Centering the BioFrontiers Center: 7 Questions with Bob Camley

Neurons, and their connections, in a fruit fly larva. Image credit: Guy Hagen, UCCS BioFrontiers Center, and Eugenia Olesnicky Killian, UCCS Department of Biology.

The UCCS BioFrontiers Center bridges the fields of biology and physics — and in doing so, aims to create new ways of seeing and manipulating nature. Its goal? To revolutionize human health.

The applications of the interdisciplinary science the BioFrontiers Center conducts are vast. From new diagnostic tools — like the development of a method to “see” temperature in MRI images — to new therapeutic treatments — like nanoparticules that can both detect and kill cancers — the Center is focused on expanding the frontiers of biotechnology.

Housed on the first and fourth floors of the Osborne Science and Engineering Building at UCCS, the BioFrontiers Center creates opportunities for faculty, students and research associates to collaboratively solve pressing health and biotechnology problems. In just a few years, the Center’s faculty and research associates have published over 130 research papers, received over 1,700 citations to their work, and guided over 150 students through cutting-edge work in the Center’s laboratories and facilities.  

To learn more, we sat down with Bob Camley, Director of the BioFrontiers Center and Distinguished Professor of Physics. Read Camley’s interview below.

1. Describe how and why the UCCS BioFrontiers Center was started.

Bob Camley is the Director of the UCCS BioFrontiers Center and a Distinguished Professor of Physics at UCCS.

The Center was started as a UCCS initiative to bring multiple disciplines together to improve human health and advance biotechnology. This was done in conjunction with the founding of the BioFrontiers Institute (centered in Boulder) and funded by the CU Foundation.

While the primary focus of the Center has been biophysics, we have also supported work in biology, computer science, chemistry, engineering, mathematics and psychology.

2. How does the Center’s work align with your own background?

My primary background is in theoretical physics, but I spent a couple of years working as an engineer for a company that made integrated circuits. I also spent several years working with an immunologist at UCCS. This broad background gave me an appreciation for the fascinating questions and issues in biology and the different methods to approach these issues.

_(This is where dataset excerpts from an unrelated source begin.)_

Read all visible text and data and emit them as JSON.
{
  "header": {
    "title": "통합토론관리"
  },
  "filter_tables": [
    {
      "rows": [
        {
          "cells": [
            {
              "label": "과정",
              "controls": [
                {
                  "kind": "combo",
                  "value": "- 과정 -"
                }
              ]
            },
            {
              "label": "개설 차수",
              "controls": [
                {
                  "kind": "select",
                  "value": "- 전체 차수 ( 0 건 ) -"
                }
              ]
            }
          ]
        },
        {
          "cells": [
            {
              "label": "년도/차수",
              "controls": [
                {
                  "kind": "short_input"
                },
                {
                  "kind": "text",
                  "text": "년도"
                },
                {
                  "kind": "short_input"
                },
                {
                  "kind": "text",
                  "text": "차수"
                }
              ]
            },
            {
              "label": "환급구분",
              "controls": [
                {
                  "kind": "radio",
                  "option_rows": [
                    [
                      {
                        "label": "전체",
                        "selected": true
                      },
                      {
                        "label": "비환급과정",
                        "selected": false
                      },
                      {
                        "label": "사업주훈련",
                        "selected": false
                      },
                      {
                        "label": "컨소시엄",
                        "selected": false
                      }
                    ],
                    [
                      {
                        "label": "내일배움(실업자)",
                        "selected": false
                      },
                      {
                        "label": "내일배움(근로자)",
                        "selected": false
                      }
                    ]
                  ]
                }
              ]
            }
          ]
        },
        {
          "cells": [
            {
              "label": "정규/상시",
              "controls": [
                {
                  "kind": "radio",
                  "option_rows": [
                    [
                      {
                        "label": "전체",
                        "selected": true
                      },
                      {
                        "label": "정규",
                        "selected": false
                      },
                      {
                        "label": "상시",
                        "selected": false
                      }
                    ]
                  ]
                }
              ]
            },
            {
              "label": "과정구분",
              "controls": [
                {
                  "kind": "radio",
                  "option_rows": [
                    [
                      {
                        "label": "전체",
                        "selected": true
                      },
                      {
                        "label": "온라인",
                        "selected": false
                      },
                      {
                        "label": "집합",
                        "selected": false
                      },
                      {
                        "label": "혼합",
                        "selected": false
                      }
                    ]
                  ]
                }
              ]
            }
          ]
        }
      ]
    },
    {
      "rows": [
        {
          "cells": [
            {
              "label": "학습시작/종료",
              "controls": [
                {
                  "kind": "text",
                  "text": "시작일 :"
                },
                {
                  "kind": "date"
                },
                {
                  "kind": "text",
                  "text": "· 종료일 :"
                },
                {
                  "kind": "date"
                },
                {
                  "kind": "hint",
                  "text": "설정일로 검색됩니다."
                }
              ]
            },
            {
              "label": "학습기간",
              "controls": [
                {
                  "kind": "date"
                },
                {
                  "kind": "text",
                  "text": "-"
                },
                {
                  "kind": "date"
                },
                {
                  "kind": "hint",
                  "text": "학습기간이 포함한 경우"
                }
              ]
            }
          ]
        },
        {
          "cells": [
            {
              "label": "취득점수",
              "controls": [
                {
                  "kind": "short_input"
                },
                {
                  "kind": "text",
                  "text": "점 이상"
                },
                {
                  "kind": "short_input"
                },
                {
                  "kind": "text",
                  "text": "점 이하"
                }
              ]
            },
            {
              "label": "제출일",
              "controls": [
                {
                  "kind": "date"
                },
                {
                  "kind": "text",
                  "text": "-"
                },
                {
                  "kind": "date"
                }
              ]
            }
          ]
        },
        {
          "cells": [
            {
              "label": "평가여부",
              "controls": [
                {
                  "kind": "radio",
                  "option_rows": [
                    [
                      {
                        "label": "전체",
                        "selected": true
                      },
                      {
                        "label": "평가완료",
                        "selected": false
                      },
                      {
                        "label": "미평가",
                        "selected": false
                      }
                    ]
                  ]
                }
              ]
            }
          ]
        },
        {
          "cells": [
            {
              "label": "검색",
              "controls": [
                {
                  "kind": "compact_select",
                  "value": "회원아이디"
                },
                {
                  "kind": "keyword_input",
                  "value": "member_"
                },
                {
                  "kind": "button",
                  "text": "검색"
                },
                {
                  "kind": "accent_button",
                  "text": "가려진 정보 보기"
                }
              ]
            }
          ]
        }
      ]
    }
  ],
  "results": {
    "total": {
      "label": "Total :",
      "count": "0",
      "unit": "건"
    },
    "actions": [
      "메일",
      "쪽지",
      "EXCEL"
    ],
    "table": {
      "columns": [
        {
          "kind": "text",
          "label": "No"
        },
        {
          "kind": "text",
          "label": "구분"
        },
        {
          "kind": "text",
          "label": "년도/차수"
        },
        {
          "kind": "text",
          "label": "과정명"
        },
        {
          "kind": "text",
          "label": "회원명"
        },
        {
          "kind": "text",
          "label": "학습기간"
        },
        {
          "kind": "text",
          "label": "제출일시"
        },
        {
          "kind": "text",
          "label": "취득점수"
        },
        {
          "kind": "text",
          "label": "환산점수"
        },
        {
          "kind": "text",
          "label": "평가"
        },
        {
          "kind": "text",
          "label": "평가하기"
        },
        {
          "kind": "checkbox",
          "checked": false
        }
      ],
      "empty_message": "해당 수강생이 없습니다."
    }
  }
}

3. Share a project, piece of research or initiative the Center has advanced that you’re proud of.

Oh….I can’t list just one. We have projects to do all the following:

  • Detect and kill cancer tumors by heating nanoparticles with radio-frequency waves.
  • Combat lung diseases by using magnetic nanoparticles to guide antibiotics to bacteria. This could be important for diseases like cystic fibrosis or asthma.
  • Use nanotechnology to enable fast detection of diseases — with identification of the disease taking 15 minutes instead of 48 hours.
  • Create a method to “see” temperature in MRI and develop it for use in cancer treatments where tumors are destroyed by freezing or by heating. This could be applied to breast cancer or prostate cancer to reduce side-effects and recurrence of the cancers.
  • Create an optical filter that can switch from passing red light to passing green light in 1/1000th of a second. This is important for observing specialized structures of a cell as they change over time.

4. What is one of the most surprising things you’ve learned as Center Director?

As a theorist, I didn’t really appreciate how expensive it is to run an experimental lab. One of my colleagues describes it this way — “You go into your backyard, dig a hole, fill it with $100 dollar bills and then light it on fire.” The point is that if you want to do good science, it costs money.

5. What do you see as the next big topic or issue the Center will tackle in the next year?

I’ve talked a lot about science, and I’m going to talk more about it below. So let me focus here on a different issue — money. As mentioned earlier, we started with a donation from the CU Foundation, and the Center has brought in about $5 million in research grants in the last few years.

But running a research center takes money for equipment, ongoing costs like maintaining cell lines, and supporting students. (We’ve worked with over 150 students in the last 5 years.) So, in addition to the science, we are going to continue to work hard on getting research grants and donations.

6. Is there a project or program that never got off the ground that you wish you could reignite?

Kathrin Spendier, Assistant Professor of Physics, works at the Center’s confocal microscope.

Again, we have so many promising projects in mind that I can’t list just one. None of these are about reigniting, but they are projects we are excited about.

So here are several more:

  • Measuring temperature in ultrasonic imaging.
  • Super-resolution microscopy, where we can see the motions inside of live cells.
  • Impact of sleep patterns on the health of new mothers and their children
  • Magnetic resonance elastography for diagnosing traumatic brain injury for the military and for sports injuries.

7. What part of the Center’s work most excites or inspires you?

On a personal level, I really enjoy multidisciplinary research. But, the multidisciplinary world is difficult, and there are always things you don’t know, and you feel ignorant all the time. Luckily, the faculty, research associates and students working in BioFrontiers are outstanding. The opportunities for learning and creating something new are fantastic!

But more importantly, we have the potential to make significant improvements in the quality of life for many people. This is a both an amazing opportunity and a serious responsibility.